Al AswanyBachrach The Editors Hakakian Kara-Murza Kirchick Krastev Marlowe Muravchik Ozel  Zantovsky

World Affairs Summer 2008

Ivan Krastev

Ivan Krastev: Footnote

Ivan Krastev on security and foreign policy matters.
Title: Who Lost Ukraine?
Keywords:

This Sunday, February 7, Ukrainians will go to the polling stations to vote on the second round of their presidential elections. The outcome of the elections is unpredictable. Many Ukrainians regard the very choice they have to make as a depressing one.  The most radical bloggers leave you with the feeling that choosing between Y (Yanukovic) and Y (Yulia) is like choosing between bird flu and swine flu. He is regarded brutal, she is considered tricky. He is the symbol of everything the Orange Revolution contested, she is the symbol of the betrayed promises of the Orange Revolution; and both of them are believed to be corrupt. No surprise that Western media are obsessed with the who-lost-Ukraine question. In a sad, intelligent, but unfortunately deeply flawed piece published last week, Newsweek’s Owen Matthews tells us 'How Europe Lost Ukraine'. The argument is simple and straight: The EU’s inaction and unwillingness to open the membership perspective for Ukraine brought the country on the edge of collapse and made democracy appear a sham in the eyes of its own citizens. In Matthews’ view, the coming elections are nothing but the Orange Revolution's funeral disguised as elections.

It is easy to understand Matthews’ frustration, but it is difficult to accept his analysis.

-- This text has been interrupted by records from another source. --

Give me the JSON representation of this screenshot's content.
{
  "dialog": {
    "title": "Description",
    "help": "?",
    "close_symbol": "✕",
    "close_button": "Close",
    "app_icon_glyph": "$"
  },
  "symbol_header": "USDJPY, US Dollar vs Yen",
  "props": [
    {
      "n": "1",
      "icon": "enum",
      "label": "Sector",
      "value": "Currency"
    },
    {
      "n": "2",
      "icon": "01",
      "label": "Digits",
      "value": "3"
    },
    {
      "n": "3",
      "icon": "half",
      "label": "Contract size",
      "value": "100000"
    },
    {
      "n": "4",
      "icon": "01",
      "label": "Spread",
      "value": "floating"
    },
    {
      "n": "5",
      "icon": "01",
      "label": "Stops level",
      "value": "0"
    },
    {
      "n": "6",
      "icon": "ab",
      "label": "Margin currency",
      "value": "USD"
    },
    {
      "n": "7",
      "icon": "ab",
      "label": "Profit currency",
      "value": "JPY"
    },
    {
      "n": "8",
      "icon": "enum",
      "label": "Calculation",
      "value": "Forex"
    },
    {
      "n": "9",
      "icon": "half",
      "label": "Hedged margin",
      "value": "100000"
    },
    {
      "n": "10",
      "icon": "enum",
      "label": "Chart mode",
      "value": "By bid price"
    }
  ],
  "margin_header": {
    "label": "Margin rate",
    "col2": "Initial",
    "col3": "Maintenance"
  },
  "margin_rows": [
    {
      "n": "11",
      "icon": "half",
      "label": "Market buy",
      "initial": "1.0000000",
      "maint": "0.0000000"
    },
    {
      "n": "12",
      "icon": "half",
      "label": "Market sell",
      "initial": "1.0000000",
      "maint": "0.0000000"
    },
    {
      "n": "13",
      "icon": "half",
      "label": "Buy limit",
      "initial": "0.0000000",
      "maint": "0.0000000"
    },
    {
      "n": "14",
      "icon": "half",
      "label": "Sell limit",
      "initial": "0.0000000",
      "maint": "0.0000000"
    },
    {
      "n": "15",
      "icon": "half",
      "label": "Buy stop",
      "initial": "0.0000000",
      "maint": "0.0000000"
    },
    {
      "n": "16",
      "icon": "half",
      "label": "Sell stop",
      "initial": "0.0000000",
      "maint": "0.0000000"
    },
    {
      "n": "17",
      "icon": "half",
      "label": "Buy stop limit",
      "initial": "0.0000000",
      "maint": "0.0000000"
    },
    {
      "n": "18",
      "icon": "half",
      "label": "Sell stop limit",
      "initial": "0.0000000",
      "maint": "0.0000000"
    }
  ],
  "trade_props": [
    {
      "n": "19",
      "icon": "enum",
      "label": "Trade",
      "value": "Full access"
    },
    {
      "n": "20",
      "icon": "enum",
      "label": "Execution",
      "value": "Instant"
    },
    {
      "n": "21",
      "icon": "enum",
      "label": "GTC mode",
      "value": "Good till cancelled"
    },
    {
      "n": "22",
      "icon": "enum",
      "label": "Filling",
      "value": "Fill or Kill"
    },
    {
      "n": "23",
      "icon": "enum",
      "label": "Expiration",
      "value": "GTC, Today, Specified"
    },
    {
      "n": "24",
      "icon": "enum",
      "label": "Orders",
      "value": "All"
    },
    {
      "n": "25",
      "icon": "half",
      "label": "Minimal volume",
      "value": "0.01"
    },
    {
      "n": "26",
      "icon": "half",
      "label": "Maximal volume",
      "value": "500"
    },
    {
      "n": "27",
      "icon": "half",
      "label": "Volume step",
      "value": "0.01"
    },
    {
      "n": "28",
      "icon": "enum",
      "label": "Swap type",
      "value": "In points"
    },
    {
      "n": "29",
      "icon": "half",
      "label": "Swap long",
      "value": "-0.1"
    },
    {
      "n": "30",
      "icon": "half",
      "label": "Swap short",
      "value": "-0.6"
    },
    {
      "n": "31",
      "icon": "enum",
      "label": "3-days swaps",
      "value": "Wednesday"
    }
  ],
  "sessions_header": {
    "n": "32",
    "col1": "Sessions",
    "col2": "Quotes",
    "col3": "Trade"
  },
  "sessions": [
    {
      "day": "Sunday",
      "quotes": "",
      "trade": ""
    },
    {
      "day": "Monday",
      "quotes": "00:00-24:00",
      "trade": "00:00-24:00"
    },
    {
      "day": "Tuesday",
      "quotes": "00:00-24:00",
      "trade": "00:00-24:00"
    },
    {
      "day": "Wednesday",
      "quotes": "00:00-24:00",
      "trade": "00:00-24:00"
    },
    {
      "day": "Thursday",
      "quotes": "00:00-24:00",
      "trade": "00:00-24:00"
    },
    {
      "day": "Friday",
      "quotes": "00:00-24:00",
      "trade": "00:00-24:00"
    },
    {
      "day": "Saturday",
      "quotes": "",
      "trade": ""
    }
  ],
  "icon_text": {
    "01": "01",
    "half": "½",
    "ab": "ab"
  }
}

It is true that Ukrainian elites made a mess out of the people’s desire for change, which they demonstrated so powerfully five years ago. It is also true that the EU was indecisive and ineffective in its policies. But to believe that Ukraine simply can be lost (or found) as a result of Brussels’ policy is a dangerous delusion. In their belief that it is Brussels (or Washington) that can lose or save Ukraine, some Western commentators are not far away from the Kremlin’s conspiratorial view on who, exactly, the real actor is in Ukrainian politics.

What is interesting about these elections is that they were not the expected clash between Brussels and Moscow. In one of those twists that are so exhilarating for historians, Y’s victory in these elections (it does not matter which of them) will mark the consolidation of Ukraine as an independent state, with its own political dynamics in a post-Soviet space. Ukraine is in the painful process of building a new national identity. The Orange Revolution has been a failure in many aspects, but, on the positive side, it was a decisive moment in Ukraine’s nation-building process. In this sense, it did not fail. Contrary to the fears of many, the past five years did not deepen the divisions in society. Instead, the divisions contributed to the emergence of a new political consensus that was demonstrated in these elections. At the heart of this consensus is the fact that “Ukraine is not Russia” and that Ukraine has a better chance to survive as a dysfunctional democracy than as a functional autocracy. It is easy to notice that in these elections, Yanukovic is not the pro-Russian candidate (and not only because of his American advisers) and Tymoshenko is not the pro-NATO candidate (and not only because the former President Yushchenko was passionate about NATO). Both of them have moved to the political and geopolitical center. While for the moment the prospects of democracy in Ukraine are still uncertain, it is clear that Ukraine—muddling through its permanent institutional crisis—has succeeded to survive as an independent state. In short, the Orange Revolution has succeeded as a national revolution, and these elections are the best proof of this. It was not Europe that lost Ukraine. Moreover, Ukraine might not be lost at all.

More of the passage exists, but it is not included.